Whenever it is time to heat the grills, Teriyaki seems to be a famous smell throughout the neighbourhood, maybe the frozen, pre-marinated bag of chicken from Costco or a store-bought bottle of teriyaki sauce. My extended family BBQs have consisted of simple salads with grilled chicken marinated in bottled teriyaki sauce. But today, I’ll use it as a sauce for my BBQ burgers.
It’s not terrible; it is a quick and easy meal. But I am a proponent of making as much as possible from scratch. It is cheaper, healthier, and one less bottle to store in the “condiment” buckets in the fridge.
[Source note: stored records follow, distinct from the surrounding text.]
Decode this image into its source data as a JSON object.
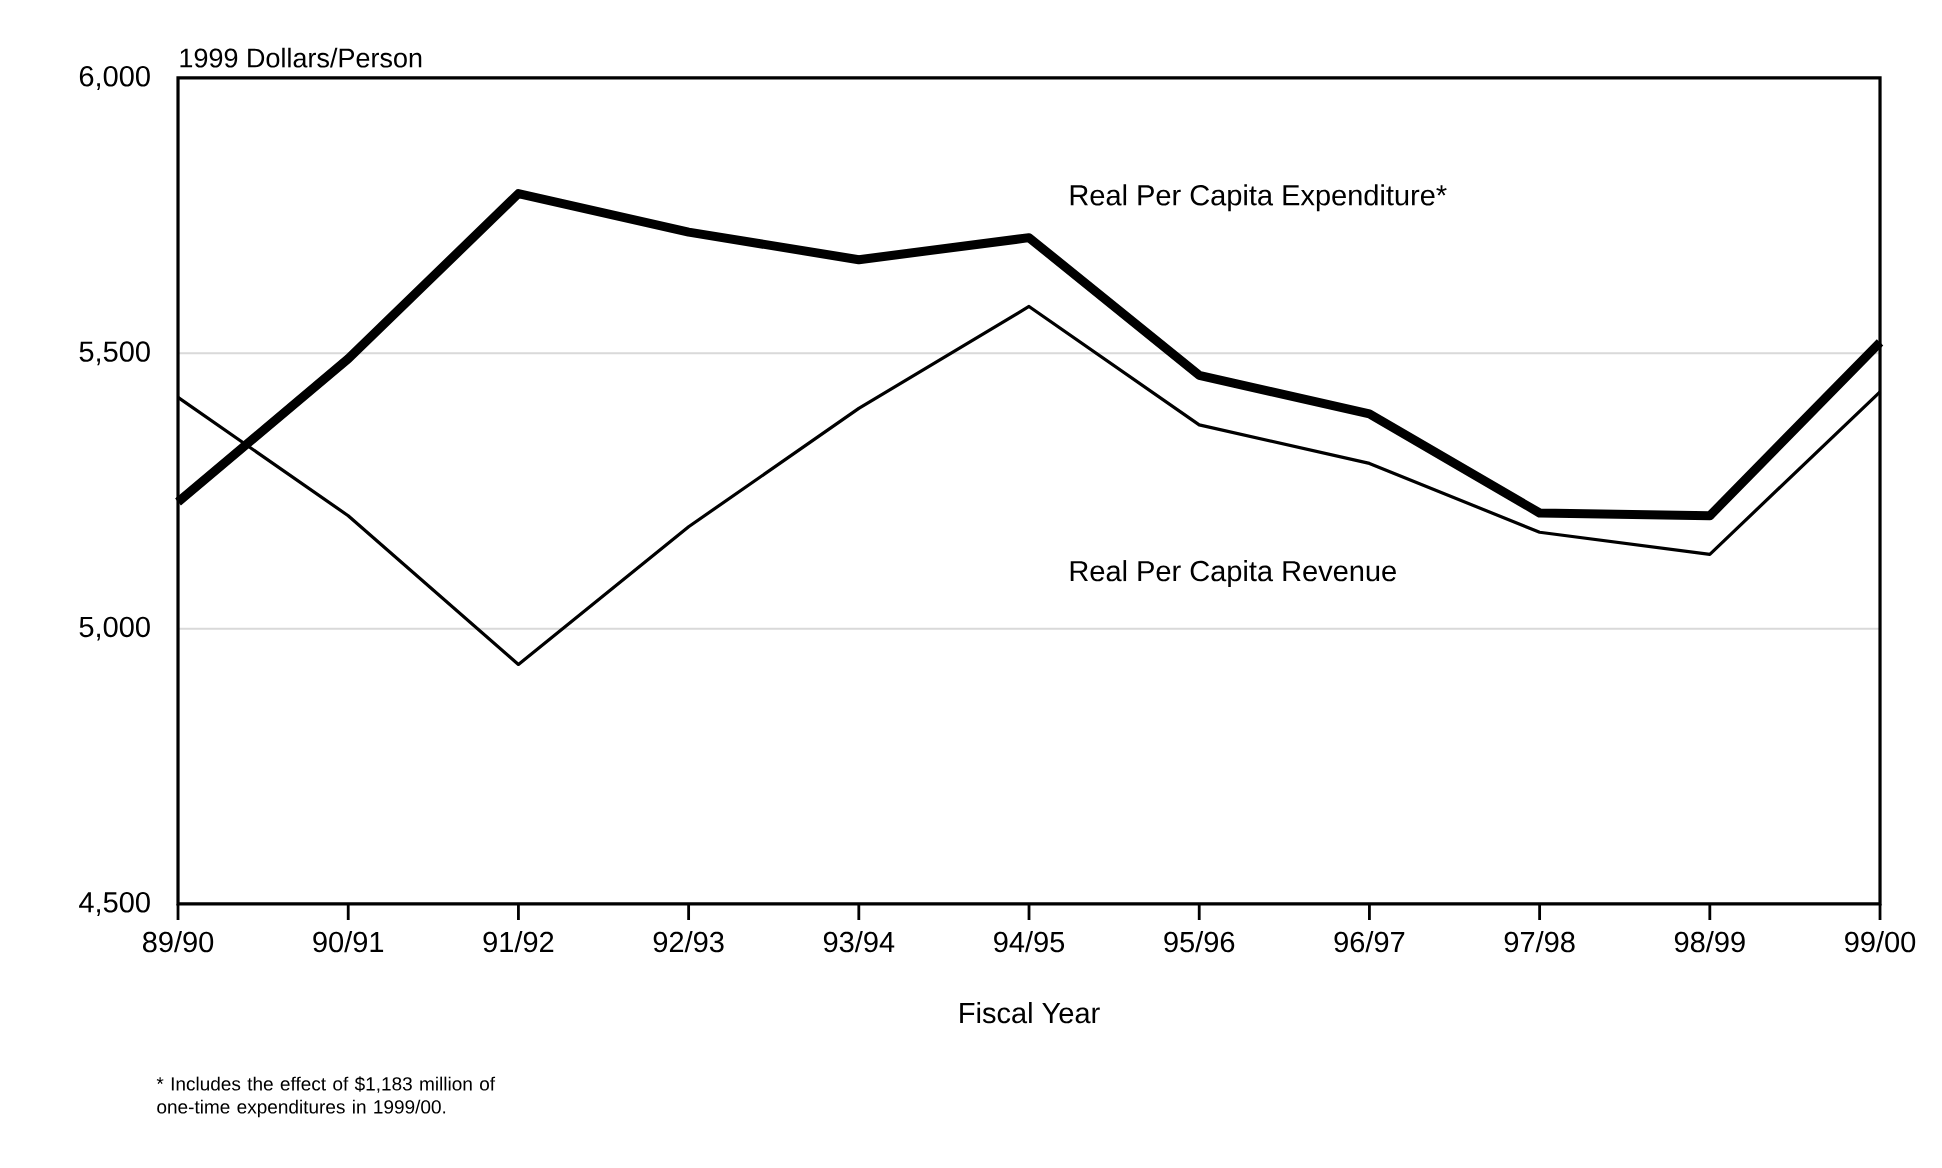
{
  "chart_data": {
    "type": "line",
    "ylabel": "1999 Dollars/Person",
    "xlabel": "Fiscal Year",
    "categories": [
      "89/90",
      "90/91",
      "91/92",
      "92/93",
      "93/94",
      "94/95",
      "95/96",
      "96/97",
      "97/98",
      "98/99",
      "99/00"
    ],
    "series": [
      {
        "name": "Real Per Capita Expenditure*",
        "color": "#000000",
        "values": [
          5230,
          5490,
          5790,
          5720,
          5670,
          5710,
          5460,
          5390,
          5210,
          5205,
          5520
        ]
      },
      {
        "name": "Real Per Capita Revenue",
        "color": "#000000",
        "values": [
          5420,
          5205,
          4935,
          5185,
          5400,
          5585,
          5370,
          5300,
          5175,
          5135,
          5430
        ]
      }
    ],
    "ylim": [
      4500,
      6000
    ],
    "yticks": [
      {
        "value": 4500,
        "label": "4,500"
      },
      {
        "value": 5000,
        "label": "5,000"
      },
      {
        "value": 5500,
        "label": "5,500"
      },
      {
        "value": 6000,
        "label": "6,000"
      }
    ],
    "grid": "y",
    "legend": false,
    "marker": "none",
    "line_style": "solid",
    "annotations": [
      "*  Includes the effect of $1,183 million of one-time expenditures in 1999/00."
    ]
  }
}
In the past, I have discussed my determination to eliminate salad dressing (which I have not in over 6 months), but I also make many of my own condiments and all marinades.
Teriyaki is a simple mix of common ingredients, all of which you should keep in your healthy pantry to make quick and flavorful meals: soy sauce, orange juice (or mirin if you have it), honey, and garlic and ginger (ginger freezes excellently by the way).
Rich Teriyaki Sauce Recipe
- ⅓ cup soy sauce
- ½ cup water
- 2 tablespoons raw honey
- 1 tablespoon garlic minced or grated
- 2 teaspoons ginger grated
- 1 tablespoon cornstarch mixed with 1 tablespoon water
- Combine all ingredients (except cornstarch), whisking to combine.
- Take about 1/2 cup of sauce to use with about 1 pound of meat or 4 cups of veggies.
- Place remaining sauce in a small pot and bring to a simmer. Stir in the cornstarch mixture and simmer until the sauce is thickened to desired consistency. Serve with protein, brown rice, and vegetables like broccoli or cooked carrots.